Interpreting the WGI Data

  1. When comparing two countries—or one country at two points in time—it is important to take margins of error into account. A useful rule of thumb is that if the two confidence intervals overlap, the difference is not statistically, or likely practically, significant. In other words, small differences or changes in aggregate governance scores should not be over-interpreted when they fall within the reported margins of error; in such cases the WGI are not informative about differences across countries or trends over time. For more details, click here.

  2. As with cross-country comparisons, comparisons over time should consider margins of error. If confidence intervals in two periods overlap, the WGI should not be interpreted as indicating a meaningful change. Most year-to-year changes are too small relative to margins of error to be viewed as statistically or practically significant. Over longer horizons, however—such as a decade—significant trends are evident in a number of countries.

     

    Changes in country scores reflect two factors: (1) movements in the underlying source data that capture changes in governance performance, and (2) the addition of new data sources that become available only in later years or the removal of sources that were discontinued. For large, statistically significant changes over longer periods, changes in the source data are usually the primary driver. For smaller, short-term movements, both factors typically play a role.

     

    Full access to the raw underlying data sources, available here, can help users understand the drivers of changes in a country's score.

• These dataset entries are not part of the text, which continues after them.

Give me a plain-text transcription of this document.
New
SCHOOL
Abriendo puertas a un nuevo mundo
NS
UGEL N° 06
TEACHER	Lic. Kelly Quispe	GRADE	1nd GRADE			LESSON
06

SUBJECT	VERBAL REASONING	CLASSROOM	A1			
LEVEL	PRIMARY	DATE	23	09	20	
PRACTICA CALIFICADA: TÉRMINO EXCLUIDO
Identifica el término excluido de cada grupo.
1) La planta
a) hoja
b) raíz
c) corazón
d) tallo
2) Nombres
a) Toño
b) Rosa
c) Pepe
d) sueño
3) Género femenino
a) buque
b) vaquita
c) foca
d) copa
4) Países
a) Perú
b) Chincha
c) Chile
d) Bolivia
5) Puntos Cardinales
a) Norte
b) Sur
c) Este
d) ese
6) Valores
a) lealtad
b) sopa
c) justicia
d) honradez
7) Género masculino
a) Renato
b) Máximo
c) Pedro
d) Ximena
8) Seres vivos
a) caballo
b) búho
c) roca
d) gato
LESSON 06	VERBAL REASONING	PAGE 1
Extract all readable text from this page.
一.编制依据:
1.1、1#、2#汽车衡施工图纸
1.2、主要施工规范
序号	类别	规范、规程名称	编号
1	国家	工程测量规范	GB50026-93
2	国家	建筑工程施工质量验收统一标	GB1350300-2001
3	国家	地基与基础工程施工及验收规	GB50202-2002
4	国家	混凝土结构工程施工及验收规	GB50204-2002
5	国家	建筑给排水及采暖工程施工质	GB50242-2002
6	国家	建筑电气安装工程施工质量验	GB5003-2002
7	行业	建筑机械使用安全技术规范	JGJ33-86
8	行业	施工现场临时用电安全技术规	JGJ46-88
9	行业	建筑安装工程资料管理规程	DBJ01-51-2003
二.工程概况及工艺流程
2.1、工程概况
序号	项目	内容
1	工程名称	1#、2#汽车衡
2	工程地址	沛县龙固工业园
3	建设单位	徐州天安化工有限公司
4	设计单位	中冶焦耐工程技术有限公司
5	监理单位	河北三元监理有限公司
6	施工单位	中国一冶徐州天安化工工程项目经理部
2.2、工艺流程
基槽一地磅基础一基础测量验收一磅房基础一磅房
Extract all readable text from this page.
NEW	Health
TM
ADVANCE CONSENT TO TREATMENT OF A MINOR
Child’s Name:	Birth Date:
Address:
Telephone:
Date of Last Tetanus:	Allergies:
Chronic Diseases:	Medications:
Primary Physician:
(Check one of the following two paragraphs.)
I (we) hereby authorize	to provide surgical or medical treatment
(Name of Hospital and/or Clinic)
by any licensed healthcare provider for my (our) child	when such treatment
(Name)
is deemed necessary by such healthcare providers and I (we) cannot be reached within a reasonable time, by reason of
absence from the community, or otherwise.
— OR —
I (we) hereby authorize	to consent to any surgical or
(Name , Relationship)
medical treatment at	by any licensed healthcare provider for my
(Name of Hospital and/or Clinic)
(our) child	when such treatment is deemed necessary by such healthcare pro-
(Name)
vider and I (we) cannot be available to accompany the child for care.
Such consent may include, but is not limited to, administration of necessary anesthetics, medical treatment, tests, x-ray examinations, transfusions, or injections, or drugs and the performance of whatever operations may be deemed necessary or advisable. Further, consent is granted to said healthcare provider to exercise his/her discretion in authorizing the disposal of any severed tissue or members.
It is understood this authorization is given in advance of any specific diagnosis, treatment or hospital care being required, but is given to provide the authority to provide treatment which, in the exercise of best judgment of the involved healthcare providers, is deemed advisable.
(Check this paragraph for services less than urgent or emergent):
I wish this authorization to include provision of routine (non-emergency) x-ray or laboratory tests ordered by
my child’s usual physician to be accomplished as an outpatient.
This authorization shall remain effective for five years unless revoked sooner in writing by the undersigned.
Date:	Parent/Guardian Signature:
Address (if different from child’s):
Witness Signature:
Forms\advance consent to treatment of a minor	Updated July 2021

  3. Yes, the updated WGI methodology allows the global average of governance to change over time, making it possible to observe a time trend. Please refer to the updated WGI methodology paper for full discussion of global trends across the six governance dimensions.  (Note that in the 2024 and earlier WGI editions, the global average of governance was fixed at zero each year, which made global trends mechanically unobservable.)

  4. Yes. For approximately 60 percent of all pairwise country comparisons in the WGI, the 90 percent confidence intervals do not overlap in 2024, indicating statistically significant differences. Over longer periods such as two decades, about 14 percent of countries show a significant improvement or decline. However, many small changes over shorter periods—or small differences between similarly scored countries—are not significant and should not be over-interpreted.

  5. The six dimensions are not combined into a single overall composite governance score for conceptual and statistical reasons. Conceptually, a single score would be extremely broad and difficult to interpret.  Statistically, many WGI data sources contribute to more than one dimension, creating correlations driven by closely related indicators from the same source, rather than true relationships across dimensions of governance. Some indicators also map to two dimensions, which mechanically introduces correlation across the six dimensions. These features complicate the construction of margins of error—an essential requirement for interpreting cross-country and over-time differences in any overall composite indicator.

  6. The Political Stability (PV) dimension does not measure how long a government has been in power. Rather, it captures perceptions of the likelihood of politically motivated violence, including civil unrest and terrorism. For example, the United States experienced a decline in its PV score between 2000 and 2002. This decline reflected heightened perceptions of terrorism risks following the events of September 11, 2001, rather than changes in the U.S. political process itself. Similarly, countries that may otherwise appear politically stable but are experiencing episodes of civil unrest may also receive lower scores on this dimension.